Considering the temporal association of dermatological complications with triazole antifungals in our patients, we speculate that the concomitant use of triazole antifungals inhibited the metabolism of ATRA, resulting in higher serum concentrations and markedly accentuated cutaneous toxicities. A study further strengthening our hypothesis was conducted by Kurzrock et al. to evaluate the maximum tolerable dose of ATRA in myelodysplastic syndrome. The study reported severe dose-limiting cutaneous toxicities, such as generalized desquamation and genital ulceration, at doses > 150 mg/m^2^/day, compared to mild xerosis and erythema in the dose range of 45–100 mg/m^2^/day. Akin to our cases, the study reported complete resolution of cutaneous toxicities within 1–2 weeks of ATRA discontinuation [30].
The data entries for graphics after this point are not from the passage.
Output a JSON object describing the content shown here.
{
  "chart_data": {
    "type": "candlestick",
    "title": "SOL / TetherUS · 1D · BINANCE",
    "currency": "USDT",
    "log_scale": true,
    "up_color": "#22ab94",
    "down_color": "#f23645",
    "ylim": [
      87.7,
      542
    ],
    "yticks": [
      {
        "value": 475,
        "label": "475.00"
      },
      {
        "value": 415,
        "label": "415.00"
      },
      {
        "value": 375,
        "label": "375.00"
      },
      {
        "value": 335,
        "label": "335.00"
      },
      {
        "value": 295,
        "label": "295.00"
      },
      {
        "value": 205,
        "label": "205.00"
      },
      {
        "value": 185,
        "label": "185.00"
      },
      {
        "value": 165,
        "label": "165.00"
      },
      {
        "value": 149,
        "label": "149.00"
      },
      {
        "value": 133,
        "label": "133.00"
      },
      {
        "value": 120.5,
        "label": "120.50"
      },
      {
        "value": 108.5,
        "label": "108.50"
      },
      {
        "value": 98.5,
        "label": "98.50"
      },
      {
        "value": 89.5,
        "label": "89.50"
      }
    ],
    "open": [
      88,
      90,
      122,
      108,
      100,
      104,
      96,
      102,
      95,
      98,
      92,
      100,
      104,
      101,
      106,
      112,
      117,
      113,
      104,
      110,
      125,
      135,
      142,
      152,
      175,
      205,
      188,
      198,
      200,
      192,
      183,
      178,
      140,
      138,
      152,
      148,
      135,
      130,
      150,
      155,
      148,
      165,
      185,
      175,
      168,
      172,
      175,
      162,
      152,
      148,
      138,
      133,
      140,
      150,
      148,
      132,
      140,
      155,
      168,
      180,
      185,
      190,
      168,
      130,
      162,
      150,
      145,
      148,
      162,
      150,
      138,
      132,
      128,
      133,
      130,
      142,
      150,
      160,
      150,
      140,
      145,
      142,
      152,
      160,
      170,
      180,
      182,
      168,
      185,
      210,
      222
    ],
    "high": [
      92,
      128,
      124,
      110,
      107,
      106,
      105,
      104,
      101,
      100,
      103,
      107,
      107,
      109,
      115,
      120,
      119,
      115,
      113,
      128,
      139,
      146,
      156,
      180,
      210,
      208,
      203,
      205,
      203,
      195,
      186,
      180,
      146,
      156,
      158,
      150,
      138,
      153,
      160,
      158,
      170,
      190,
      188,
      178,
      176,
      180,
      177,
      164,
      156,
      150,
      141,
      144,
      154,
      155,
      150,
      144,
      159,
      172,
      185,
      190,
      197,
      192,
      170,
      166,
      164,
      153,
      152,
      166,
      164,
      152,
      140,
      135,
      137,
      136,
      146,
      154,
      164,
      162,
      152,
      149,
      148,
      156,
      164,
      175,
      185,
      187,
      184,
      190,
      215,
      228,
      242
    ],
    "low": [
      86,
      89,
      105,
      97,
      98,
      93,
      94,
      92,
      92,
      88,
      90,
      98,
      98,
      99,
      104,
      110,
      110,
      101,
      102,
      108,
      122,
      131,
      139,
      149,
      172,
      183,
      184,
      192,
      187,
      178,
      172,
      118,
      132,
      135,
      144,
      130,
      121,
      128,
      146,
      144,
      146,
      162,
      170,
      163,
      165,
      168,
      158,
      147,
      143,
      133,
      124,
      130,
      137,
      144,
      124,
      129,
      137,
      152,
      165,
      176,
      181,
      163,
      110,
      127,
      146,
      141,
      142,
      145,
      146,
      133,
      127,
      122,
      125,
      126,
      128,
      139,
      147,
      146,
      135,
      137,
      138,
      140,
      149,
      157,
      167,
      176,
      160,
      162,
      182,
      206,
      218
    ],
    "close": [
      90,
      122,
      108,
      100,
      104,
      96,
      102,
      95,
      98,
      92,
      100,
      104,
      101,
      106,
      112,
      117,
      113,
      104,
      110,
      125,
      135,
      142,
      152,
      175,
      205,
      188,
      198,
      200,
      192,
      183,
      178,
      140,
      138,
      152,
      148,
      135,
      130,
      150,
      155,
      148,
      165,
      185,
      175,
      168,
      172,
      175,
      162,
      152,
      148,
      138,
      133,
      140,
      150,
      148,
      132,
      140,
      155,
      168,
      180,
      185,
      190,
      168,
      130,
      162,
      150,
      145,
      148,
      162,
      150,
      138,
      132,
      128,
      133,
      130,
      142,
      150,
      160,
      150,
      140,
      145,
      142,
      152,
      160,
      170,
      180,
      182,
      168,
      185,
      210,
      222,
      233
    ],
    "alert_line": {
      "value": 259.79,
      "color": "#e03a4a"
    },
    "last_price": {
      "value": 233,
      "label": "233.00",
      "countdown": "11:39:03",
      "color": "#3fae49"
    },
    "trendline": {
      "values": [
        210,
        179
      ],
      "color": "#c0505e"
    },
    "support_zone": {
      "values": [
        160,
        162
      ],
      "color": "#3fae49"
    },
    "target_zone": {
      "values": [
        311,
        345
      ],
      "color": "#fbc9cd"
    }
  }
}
Another important point is the recurrence of ED in both case 1 and 2 during their consolidation chemotherapy cycles, whereas recurrent scrotal ulceration was not documented in case 3. The most likely explanation is the continuation of voriconazole as secondary prophylaxis in patients with invasive fungal infections (IFI) (case 1 and 2), whereas itraconazole was discontinued after remission induction in case 3. This once again underscores the pharmacokinetic potentiation of ATRA-induced cutaneous toxicities by triazole antifungals. An important limitation of our study is that, due to the unavailability of serum voriconazole testing, we couldn’t document serum voriconazole levels, something that could provide valuable insights into the effect of serum azole levels on the severity of cutaneous manifestations.
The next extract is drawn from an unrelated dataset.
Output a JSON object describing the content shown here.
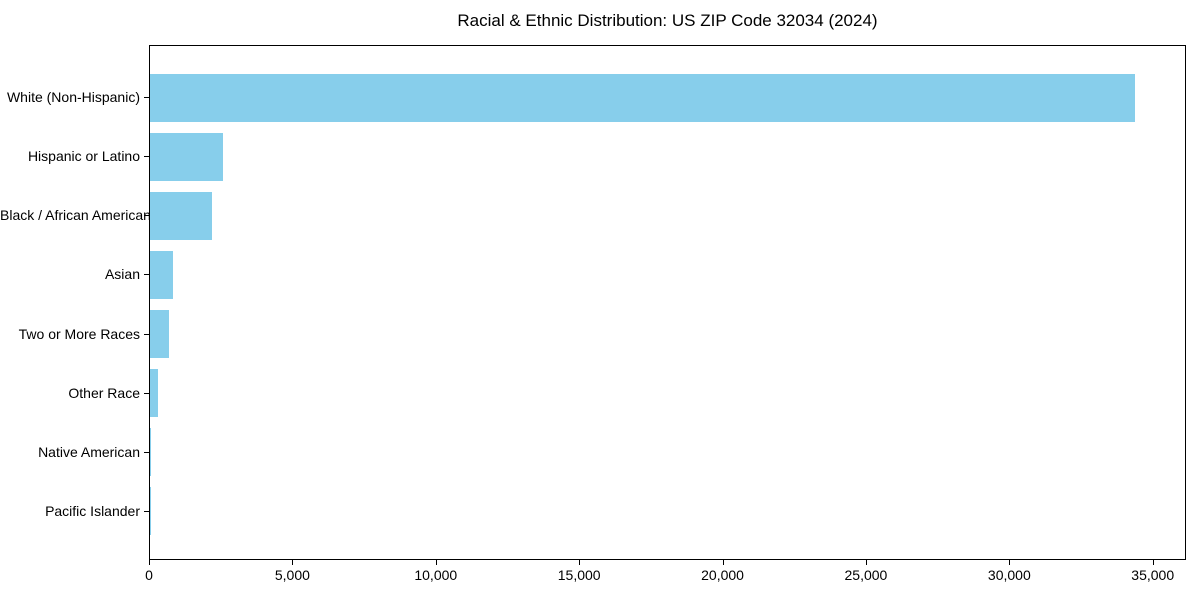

By highlighting this crucial pharmacokinetic interaction and its potentially severe implications, we urge our fellow oncologists to remain vigilant regarding the inhibitory effects of triazole antifungals on the metabolism of ATRA. We propose the use of a non-myelosuppressive combination of ATRA and arsenic trioxide for APL, thereby eliminating the need for prophylactic antifungals. In the case of invasive fungal infections (IFI), we recommend considering alternative classes of antifungals. However, if triazole antifungals are deemed unavoidable, we suggest close monitoring for potential side effects and implementing prophylactic measures as clinically necessary.